Giardino di primavera – Shibasaki Tomoka

Camminare per le strade del Giappone diventa molto semplice se si apre il nuovo lavoro di Shibasaki Tomoka, che ci porta in una dimensione reale e allo stesso tempo sospesa.

Uno scorcio di vita ci viene offerto e ci permette di comprendere punti di vista e vissuti così lontani da noi, ma allo stesso tempo così vicini, un modo per connetterci con la società attuale, con l’individualismo forzato e con l’estremo bisogno di trovare stabilità, fosse anche attraverso una casa abbandonata.

I piani di lettura di questo libro sono molti anche se quello narrativo è quasi inesistente e ci serve solo come base per portarne in superficie altri molto più profondi.

La scena è ambientata in un quartiere di Tokyo, in un condominio che presto verrà demolito per far posto ad altre strutture e chi ci abita si trova in una sensazione di precarietà che viene amplificata dal mondo circostante attraverso la quantità di cantieri aperti, una continua trasformazione che non permette di mettere radici, che diventa parte della propria quotidianità normalizzando questa sensazione.

Se sul piano sociale di vuol descrivere e raccontare la difficoltà di comunicare tra esseri umani, attraverso la poca confidenza tra inquilini, che riescono conoscersi solo in vista del trasloco forzato su quello psicoanalitico è la rimozione del trauma a farla da padrone, Taro infatti, il personaggio attraverso cui conosciamo tutta la vicenda, ha perso il padre e non ha ancora elaborato questo lutto, lo farà attraverso l’ossessione di una delle sue vicine: la casa azzurra presente nel quartiere e oggetto di un libro fotografico appunto Giardino di primavera da cui il titolo del libro.

In questo scenario buio, continuamente sul punto di una trasformazione mai realizzata, sospeso in una promessa di futuro, la casa azzurra esprime stabilità attraverso le foto scattate dalla coppia che l’ha vissuta una decina di anni prima.

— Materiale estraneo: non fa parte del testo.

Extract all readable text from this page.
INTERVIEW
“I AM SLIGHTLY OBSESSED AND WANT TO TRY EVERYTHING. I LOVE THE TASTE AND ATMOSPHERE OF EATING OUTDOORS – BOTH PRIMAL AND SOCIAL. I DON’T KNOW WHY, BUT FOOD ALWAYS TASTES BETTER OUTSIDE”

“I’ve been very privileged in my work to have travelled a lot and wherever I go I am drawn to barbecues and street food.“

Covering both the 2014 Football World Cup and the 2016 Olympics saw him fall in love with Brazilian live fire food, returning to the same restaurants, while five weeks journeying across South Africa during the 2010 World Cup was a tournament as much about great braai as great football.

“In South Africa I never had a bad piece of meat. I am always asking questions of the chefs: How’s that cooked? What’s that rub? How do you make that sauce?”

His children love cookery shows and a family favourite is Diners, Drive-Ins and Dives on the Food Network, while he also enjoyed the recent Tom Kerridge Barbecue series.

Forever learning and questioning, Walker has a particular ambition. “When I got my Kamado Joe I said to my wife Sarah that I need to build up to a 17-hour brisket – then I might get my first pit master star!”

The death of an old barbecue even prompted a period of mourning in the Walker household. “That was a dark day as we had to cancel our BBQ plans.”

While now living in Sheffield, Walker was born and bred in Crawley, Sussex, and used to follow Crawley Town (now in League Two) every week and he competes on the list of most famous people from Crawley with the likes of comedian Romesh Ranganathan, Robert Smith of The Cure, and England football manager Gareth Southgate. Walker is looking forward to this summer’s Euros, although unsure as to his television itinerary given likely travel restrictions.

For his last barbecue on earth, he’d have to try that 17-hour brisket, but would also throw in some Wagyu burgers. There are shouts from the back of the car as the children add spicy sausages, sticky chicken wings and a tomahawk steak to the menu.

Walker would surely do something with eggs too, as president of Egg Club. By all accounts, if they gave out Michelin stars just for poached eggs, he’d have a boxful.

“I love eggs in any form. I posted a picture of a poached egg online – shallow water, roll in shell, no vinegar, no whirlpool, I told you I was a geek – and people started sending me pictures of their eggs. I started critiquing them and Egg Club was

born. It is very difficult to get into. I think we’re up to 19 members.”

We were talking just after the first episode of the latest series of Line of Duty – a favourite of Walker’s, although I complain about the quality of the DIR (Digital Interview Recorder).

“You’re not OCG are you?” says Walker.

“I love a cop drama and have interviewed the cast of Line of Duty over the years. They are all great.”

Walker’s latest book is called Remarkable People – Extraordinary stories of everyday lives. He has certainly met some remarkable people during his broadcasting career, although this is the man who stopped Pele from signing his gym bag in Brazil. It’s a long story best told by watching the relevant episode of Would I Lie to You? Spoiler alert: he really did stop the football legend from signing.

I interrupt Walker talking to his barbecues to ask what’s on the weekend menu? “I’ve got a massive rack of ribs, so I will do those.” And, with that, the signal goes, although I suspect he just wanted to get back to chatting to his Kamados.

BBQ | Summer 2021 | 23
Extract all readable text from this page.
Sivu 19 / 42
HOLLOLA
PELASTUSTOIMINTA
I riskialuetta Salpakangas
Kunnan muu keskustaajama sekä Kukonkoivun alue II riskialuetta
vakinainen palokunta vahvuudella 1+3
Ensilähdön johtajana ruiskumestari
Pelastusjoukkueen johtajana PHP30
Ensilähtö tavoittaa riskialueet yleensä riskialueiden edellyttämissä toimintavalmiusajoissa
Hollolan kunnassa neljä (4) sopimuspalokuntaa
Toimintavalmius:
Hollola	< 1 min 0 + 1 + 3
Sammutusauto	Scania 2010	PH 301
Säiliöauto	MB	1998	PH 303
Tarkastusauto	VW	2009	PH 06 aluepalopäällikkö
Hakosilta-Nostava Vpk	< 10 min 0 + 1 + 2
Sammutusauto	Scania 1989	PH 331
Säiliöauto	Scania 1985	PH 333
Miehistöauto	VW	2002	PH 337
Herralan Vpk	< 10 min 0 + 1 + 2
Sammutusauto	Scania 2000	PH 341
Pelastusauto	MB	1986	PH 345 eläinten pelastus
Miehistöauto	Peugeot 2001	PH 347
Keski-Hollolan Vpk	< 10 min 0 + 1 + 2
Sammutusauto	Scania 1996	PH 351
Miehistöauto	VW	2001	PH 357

La volontà di cercare una sovrapposizione tra le foto e la realtà si fa metafora di una ricerca del passato nel presente, di una immutabilità impossibile contro tutto quello che la circonda.

Un senso di straniamento si ha per tutto il libro, una sensazione continua di paura e di incapacità di superare di limiti che si sono autoimposti, grazie alla fluidità dello stile che attraverso la scelta delle parole e la quasi totale assenza di dialoghi permetto una totale immersione in personaggi tridimensionali che appaiono davanti ai nostri occhi non solo verosimili, ma umani.

Una piacevole sorpresa come danon mi tempo di capitava di incontrare.